The Sunnyvale, Calif., company said it earned $683.2 million (46 cents per share) during the three months ended in December. That represented an 83 percent increase from net income of $372.5 million (25 cents) a year earlier.

The 2005 results included a $310 million gain triggered by a complex deal that left Yahoo with a 40 percent stake in Alibaba.com, China’s largest e-commerce company.

If not for that gain and other accounting items unrelated to its ongoing operations, Yahoo said it would have earned 16 cents per share.

Revenue for the quarter totaled $1.5 billion, a 39 percent increase from $1.08 billion a year earlier.

After subtracting the advertising commissions that Yahoo paid to other Web sites, the company’s fourth-quarter revenue stood at $1.07 billion, in line with analyst estimates.

Because Yahoo is the first major Internet company to disclose how it fared during 2005’s final quarter, its fourth-quarter report has become a focal point for investors trying to figure out just how much more advertising migrated online during the busy holiday shopping season.

This marks the second consecutive quarter that Yahoo has reported robust financial growth only to have investors punish its stock. The pattern reflects the high hopes attached to Yahoo’s stock as investors bet on the company’s ability to cash in on the Internet advertising boom.

Although Yahoo’s profits have been steadily rising in recent years, the company still hasn’t been able to come up with a formula that is as effective at serving up moneymaking ads as its biggest rival, online search engine leader Google Inc.

Both Yahoo and Google display text-based ads on hundreds of Web sites in addition to their own, but only get paid when the links are clicked on.

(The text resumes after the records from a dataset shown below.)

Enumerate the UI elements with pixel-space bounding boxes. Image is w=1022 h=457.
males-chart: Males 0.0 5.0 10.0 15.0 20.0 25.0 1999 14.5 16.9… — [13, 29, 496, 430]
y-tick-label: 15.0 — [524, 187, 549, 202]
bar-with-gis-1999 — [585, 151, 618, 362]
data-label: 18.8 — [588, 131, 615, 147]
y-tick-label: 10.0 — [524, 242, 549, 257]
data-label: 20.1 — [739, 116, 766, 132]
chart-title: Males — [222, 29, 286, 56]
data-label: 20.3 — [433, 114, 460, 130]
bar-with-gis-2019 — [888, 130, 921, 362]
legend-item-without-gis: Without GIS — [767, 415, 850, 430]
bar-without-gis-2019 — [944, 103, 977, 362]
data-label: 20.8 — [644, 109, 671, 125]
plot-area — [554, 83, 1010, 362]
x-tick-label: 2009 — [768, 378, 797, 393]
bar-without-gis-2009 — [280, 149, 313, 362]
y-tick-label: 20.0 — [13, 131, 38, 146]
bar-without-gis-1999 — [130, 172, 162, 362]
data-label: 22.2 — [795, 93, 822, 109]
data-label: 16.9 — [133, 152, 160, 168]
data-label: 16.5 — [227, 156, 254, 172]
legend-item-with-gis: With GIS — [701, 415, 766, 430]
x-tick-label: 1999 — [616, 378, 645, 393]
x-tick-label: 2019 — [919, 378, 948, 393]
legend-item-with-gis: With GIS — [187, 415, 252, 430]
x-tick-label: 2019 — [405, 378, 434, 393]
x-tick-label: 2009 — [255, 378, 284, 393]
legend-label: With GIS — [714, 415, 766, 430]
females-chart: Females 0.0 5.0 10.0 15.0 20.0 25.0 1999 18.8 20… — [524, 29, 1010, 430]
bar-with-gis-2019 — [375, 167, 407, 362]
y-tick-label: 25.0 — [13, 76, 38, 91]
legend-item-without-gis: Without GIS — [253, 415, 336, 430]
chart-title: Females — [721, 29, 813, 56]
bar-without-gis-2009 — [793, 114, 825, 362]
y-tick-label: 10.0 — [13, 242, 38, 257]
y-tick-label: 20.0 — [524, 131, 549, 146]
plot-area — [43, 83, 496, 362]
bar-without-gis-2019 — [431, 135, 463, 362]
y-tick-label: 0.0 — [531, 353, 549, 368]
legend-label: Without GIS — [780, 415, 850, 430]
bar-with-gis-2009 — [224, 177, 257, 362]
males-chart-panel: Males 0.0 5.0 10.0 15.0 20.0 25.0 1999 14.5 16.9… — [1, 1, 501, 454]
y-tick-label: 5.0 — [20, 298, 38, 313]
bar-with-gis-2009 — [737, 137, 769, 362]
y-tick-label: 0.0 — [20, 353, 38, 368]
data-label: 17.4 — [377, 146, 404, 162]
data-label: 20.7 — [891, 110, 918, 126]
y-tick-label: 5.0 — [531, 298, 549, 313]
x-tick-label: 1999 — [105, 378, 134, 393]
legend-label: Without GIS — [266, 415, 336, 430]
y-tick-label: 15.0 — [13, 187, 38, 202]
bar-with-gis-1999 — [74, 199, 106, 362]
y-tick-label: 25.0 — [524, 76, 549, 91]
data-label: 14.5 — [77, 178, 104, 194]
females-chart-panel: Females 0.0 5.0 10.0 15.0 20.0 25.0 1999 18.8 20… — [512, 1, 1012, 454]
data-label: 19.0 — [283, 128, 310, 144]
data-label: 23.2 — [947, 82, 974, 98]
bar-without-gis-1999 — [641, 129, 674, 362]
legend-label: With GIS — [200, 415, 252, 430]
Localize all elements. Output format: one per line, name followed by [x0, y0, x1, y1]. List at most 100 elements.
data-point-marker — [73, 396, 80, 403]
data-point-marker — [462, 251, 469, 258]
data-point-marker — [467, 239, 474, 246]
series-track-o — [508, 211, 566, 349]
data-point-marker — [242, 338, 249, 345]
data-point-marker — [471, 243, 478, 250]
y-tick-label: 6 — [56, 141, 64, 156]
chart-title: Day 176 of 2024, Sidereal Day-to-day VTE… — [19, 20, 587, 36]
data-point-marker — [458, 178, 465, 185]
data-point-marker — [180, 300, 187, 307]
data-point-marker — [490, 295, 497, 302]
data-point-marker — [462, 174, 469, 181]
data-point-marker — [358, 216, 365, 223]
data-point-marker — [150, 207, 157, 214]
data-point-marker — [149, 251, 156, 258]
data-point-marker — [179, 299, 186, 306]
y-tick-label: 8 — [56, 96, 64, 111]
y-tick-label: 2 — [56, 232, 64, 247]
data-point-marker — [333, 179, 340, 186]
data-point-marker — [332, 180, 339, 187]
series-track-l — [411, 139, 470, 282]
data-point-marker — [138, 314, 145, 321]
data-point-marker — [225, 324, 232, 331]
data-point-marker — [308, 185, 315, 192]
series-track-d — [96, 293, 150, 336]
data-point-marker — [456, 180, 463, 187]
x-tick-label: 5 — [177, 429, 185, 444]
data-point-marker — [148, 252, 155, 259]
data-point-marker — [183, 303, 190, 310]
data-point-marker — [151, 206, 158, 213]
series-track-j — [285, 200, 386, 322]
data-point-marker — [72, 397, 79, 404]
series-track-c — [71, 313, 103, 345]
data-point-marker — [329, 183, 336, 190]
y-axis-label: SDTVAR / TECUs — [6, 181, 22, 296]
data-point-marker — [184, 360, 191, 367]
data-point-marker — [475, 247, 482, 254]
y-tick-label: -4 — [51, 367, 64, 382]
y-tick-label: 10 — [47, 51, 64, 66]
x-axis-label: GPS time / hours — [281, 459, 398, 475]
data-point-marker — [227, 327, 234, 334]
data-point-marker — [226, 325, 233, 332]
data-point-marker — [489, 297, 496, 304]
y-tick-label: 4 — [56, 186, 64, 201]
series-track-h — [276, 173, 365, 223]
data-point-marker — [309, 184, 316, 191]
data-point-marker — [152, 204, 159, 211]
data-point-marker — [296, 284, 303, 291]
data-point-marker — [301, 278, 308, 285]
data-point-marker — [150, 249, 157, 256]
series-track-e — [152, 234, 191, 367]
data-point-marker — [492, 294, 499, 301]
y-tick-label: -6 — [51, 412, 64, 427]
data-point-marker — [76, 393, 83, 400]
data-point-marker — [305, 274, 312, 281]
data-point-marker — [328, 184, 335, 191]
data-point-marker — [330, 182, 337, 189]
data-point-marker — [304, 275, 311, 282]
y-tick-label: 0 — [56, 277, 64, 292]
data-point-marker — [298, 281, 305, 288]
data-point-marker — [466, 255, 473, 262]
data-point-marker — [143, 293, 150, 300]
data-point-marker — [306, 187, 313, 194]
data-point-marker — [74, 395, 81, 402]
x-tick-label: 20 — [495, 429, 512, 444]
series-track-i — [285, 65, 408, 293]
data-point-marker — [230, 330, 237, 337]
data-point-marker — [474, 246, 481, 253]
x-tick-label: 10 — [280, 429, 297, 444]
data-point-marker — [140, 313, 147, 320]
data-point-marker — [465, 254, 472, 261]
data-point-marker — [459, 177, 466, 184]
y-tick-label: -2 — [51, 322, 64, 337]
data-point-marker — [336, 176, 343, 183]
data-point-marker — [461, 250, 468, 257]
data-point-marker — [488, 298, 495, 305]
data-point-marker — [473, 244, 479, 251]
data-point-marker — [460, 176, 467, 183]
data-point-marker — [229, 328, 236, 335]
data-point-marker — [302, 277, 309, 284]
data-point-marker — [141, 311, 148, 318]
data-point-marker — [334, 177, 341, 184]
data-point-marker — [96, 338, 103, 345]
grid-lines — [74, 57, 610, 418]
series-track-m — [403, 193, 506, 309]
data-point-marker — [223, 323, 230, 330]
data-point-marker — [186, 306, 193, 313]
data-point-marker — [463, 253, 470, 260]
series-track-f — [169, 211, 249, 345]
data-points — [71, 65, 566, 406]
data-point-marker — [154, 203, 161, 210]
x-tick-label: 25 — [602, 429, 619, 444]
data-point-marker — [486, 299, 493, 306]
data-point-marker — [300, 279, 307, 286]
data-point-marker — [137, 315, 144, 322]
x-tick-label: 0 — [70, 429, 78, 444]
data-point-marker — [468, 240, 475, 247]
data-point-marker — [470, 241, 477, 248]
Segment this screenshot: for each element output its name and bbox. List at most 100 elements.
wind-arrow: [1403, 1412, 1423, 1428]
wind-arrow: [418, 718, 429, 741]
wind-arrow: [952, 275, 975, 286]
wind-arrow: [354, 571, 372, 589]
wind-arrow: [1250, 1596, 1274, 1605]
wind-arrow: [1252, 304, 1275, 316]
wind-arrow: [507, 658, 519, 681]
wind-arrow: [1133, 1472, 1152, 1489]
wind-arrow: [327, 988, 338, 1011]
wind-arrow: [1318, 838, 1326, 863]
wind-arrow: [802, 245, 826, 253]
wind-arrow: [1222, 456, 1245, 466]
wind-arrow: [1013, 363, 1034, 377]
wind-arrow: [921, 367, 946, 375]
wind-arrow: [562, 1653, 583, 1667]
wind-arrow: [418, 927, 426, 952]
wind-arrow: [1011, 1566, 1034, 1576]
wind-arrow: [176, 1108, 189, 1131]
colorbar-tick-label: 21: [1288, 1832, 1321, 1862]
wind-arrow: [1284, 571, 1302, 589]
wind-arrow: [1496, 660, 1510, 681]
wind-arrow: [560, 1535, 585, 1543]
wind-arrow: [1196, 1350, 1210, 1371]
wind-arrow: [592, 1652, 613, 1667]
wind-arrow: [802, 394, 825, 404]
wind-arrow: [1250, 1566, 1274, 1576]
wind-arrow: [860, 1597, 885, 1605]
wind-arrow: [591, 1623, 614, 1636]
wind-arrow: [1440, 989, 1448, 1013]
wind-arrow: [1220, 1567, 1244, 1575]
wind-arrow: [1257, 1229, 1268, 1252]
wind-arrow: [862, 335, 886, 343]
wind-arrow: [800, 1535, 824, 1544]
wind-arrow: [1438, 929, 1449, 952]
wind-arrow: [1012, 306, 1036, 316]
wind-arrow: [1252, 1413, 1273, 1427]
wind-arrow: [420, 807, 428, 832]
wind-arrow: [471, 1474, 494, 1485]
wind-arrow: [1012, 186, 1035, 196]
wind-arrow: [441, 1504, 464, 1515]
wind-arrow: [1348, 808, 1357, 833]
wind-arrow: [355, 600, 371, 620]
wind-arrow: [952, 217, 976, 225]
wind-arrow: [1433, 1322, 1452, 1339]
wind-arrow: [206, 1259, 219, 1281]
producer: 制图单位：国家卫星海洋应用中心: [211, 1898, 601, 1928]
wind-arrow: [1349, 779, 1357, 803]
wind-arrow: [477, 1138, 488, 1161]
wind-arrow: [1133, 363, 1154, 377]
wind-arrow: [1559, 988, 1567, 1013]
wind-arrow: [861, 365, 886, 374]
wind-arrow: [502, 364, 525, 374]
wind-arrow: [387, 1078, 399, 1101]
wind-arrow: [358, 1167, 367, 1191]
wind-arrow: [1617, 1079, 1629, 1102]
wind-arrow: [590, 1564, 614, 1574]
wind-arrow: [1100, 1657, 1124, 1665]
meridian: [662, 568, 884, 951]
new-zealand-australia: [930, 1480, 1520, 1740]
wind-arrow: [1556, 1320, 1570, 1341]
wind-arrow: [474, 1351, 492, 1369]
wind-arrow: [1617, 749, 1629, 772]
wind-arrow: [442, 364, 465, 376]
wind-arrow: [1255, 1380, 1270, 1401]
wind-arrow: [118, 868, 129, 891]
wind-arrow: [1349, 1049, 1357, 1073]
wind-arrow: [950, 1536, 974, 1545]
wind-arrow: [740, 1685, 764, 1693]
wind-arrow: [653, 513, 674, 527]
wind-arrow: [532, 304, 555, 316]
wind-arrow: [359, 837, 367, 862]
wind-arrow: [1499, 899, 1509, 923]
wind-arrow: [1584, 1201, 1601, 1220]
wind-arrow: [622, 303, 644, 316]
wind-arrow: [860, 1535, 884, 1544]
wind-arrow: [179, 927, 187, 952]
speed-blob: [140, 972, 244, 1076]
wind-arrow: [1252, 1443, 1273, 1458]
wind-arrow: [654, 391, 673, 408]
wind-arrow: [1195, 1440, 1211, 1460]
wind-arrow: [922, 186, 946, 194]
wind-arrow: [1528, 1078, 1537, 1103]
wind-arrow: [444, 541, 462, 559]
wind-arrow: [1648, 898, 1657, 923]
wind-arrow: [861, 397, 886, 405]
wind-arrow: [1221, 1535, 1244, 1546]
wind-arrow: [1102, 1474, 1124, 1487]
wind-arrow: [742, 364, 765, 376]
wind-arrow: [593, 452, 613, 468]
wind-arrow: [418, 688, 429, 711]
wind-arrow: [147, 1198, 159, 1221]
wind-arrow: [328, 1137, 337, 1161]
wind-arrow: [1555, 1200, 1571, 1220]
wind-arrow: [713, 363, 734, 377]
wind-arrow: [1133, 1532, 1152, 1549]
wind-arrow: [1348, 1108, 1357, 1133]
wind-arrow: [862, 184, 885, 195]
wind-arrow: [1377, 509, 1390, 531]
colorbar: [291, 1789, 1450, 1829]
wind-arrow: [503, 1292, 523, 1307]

Google’s knack for enticing clicks has generated a long stretch of stellar earnings growth that have outstripped Yahoo’s. As a result, Google is currently worth twice as much as Yahoo, even though it is a younger company.

Google’s market value already has climbed nearly 13 percent in anticipation that its profit will top analyst expectations when it reports its fourth-quarter results Jan. 31.

Yahoo Chairman Terry Semel has been promising to introduce improved advertising algorithms later this year, a pledge he reiterated during a conference call with analysts yesterday.

That initiative will become even more important later this year when Yahoo will lose one of its biggest advertising partners, Microsoft Corp., which plans to start its own network this summer.